Eran los años 30, aquellos en los que la catedral de Madrid era la Colegiata de San Isidro. También fueron los años en que se desató la persecución religiosa en España, un hostigamiento feroz contra todo aquello que oliera a cera. Se intentó profanar los restos del santo Patrono de Madrid, pero fueron providencialmente escondidos, durante toda la Guerra Civil, aun a costa del martirio de quienes supieron guardar el secreto de su escondite
En abril de 1936, varios meses antes del comienzo de la guerra civil, por temor a los incendios de iglesias que se habían venido produciendo desde el inicio de la Segunda República, el obispo de Madrid-Alcalá, don Leopoldo Eijo y Garay, se reunió con el Cabildo de la catedral para esconder el cuerpo incorrupto de san Isidro, Patrono de Madrid, y las reliquias de su esposa, santa María de la Cabeza. Se temía su profanación, en caso de que la catedral de San Isidro fuera el blanco de las iras de las milicias comunistas, como así fue, sin éxito. Nada más comenzar la guerra, un grupo de milicianos recorrió la catedral destruyendo todo a su paso, en busca de los restos de los santos, pero no lo consiguieron; al final, en su desesperación prendieron fuego al templo, pero parte de la nave de la epístola, en la que estaba el escondite, quedó milagrosamente protegida de las llamas, y con ella los restos de los Patronos de Madrid.
En los días tormentosos…
Así lo contó La Vanguardia, tras la finalización de la guerra, en su edición del domingo 16 de abril de 1939: «En los días tormentosos de abril de 1936, el Cabildo de la catedral acordó, para evitar la profanación, esconder el cuerpo precioso de san Isidro labrador, en lugar seguro, y se juramentaron solemnemente para no revelarlo, ni aunque padeciesen martirio. Los rojos, en ese tiempo, buscaron con todo interés el cuerpo de san Isidro, por todos los lugares, rincones y suelos; rompieron los ladrillos y destrozaron grandes trozos de pared, levantaron el suelo de la iglesia y volaron con dinamita bloques de tierra y muros». En uno de los hoyos llegaron incluso a cavar hasta siete metros de profundidad. Después, prendieron fuego al templo.
Tras un arco de piedra
Acabada la guerra, el obispo entró en Madrid y lo primero que hizo fue ir a San Isidro. Así lo refiere el mismo don Leopoldo: «El día 30 de abril, entrábamos en Madrid: derechos nos fuimos a las ruinas de nuestra catedral. Al ver intacta la débil pared que lo ocultaba, caímos de rodillas y con lágrimas dimos las gracias al Señor, y pedimos, por intercesión del santo, el eterno descanso para nuestros mártires, la conversión y el perdón para nuestros enemigos y las gracias necesarias para levantar la arruinada diócesis».

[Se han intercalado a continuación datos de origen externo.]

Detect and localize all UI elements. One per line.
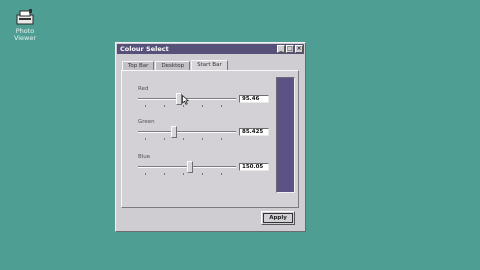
apply-button[interactable]: Apply <box>261 211 295 225</box>
tick <box>202 173 203 175</box>
tick <box>202 105 203 107</box>
tick <box>145 138 146 140</box>
tick <box>145 173 146 175</box>
tick <box>183 173 184 175</box>
tab-top-bar[interactable]: Top Bar <box>122 61 155 70</box>
tick <box>145 105 146 107</box>
green-slider-thumb[interactable] <box>171 126 177 138</box>
close-button[interactable]: × <box>295 45 303 53</box>
maximize-button[interactable]: □ <box>286 45 294 53</box>
tick <box>202 138 203 140</box>
tick <box>183 138 184 140</box>
blue-label: Blue <box>138 154 151 160</box>
red-value-field[interactable]: 95.46 <box>239 95 269 103</box>
tab-desktop[interactable]: Desktop <box>155 61 191 70</box>
window-title: Colour Select <box>120 45 169 53</box>
mouse-pointer-icon <box>182 90 190 109</box>
tab-strip: Top Bar Desktop Start Bar <box>122 60 229 70</box>
colour-select-window: Colour Select _ □ × Top Bar Desktop Star… <box>115 42 306 232</box>
tick <box>164 105 165 107</box>
tick <box>221 105 222 107</box>
colour-preview-swatch <box>276 77 295 193</box>
minimize-button[interactable]: _ <box>277 45 285 53</box>
tab-panel: Red 95.46 Green 85.425 Blue 150.05 <box>121 70 299 208</box>
tab-start-bar[interactable]: Start Bar <box>191 60 228 70</box>
blue-value-field[interactable]: 150.05 <box>239 163 269 171</box>
green-label: Green <box>138 119 155 125</box>
title-bar[interactable]: Colour Select _ □ × <box>117 44 304 54</box>
tick <box>164 138 165 140</box>
tick <box>164 173 165 175</box>
desktop-icon-label: Photo Viewer <box>13 27 37 42</box>
red-label: Red <box>138 86 149 92</box>
green-slider-track[interactable] <box>138 131 236 133</box>
tick <box>221 138 222 140</box>
blue-slider-thumb[interactable] <box>187 161 193 173</box>
green-value-field[interactable]: 85.425 <box>239 128 269 136</box>
photo-viewer-icon <box>14 8 36 26</box>
desktop-icon-photo-viewer[interactable]: Photo Viewer <box>8 8 42 42</box>
tick <box>221 173 222 175</box>
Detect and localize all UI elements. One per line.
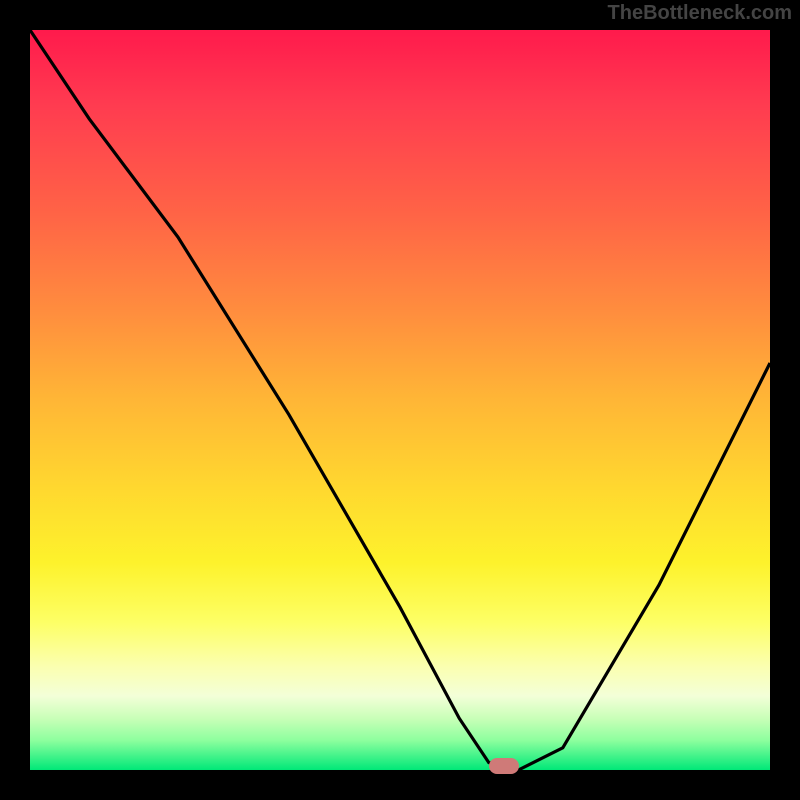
heat-gradient-background xyxy=(30,30,770,770)
watermark-text: TheBottleneck.com xyxy=(608,2,792,25)
plot-area xyxy=(30,30,770,770)
chart-frame: TheBottleneck.com xyxy=(0,0,800,800)
optimal-marker xyxy=(489,758,519,774)
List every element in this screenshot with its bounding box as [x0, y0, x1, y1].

El cuerpo de san Isidro y las reliquias de su esposa habían sido escondidos en la habitación que tiene acceso, por la puerta de la Colegiata que, desde el crucero, en el lado de la epístola, da acceso a la sacristía: allí, un pequeño arco de piedra sellado con un tabique de ladrillos, escondía el tesoro que buscaban los profanadores, que se conservó providencialmente a salvo durante toda la Guerra Civil.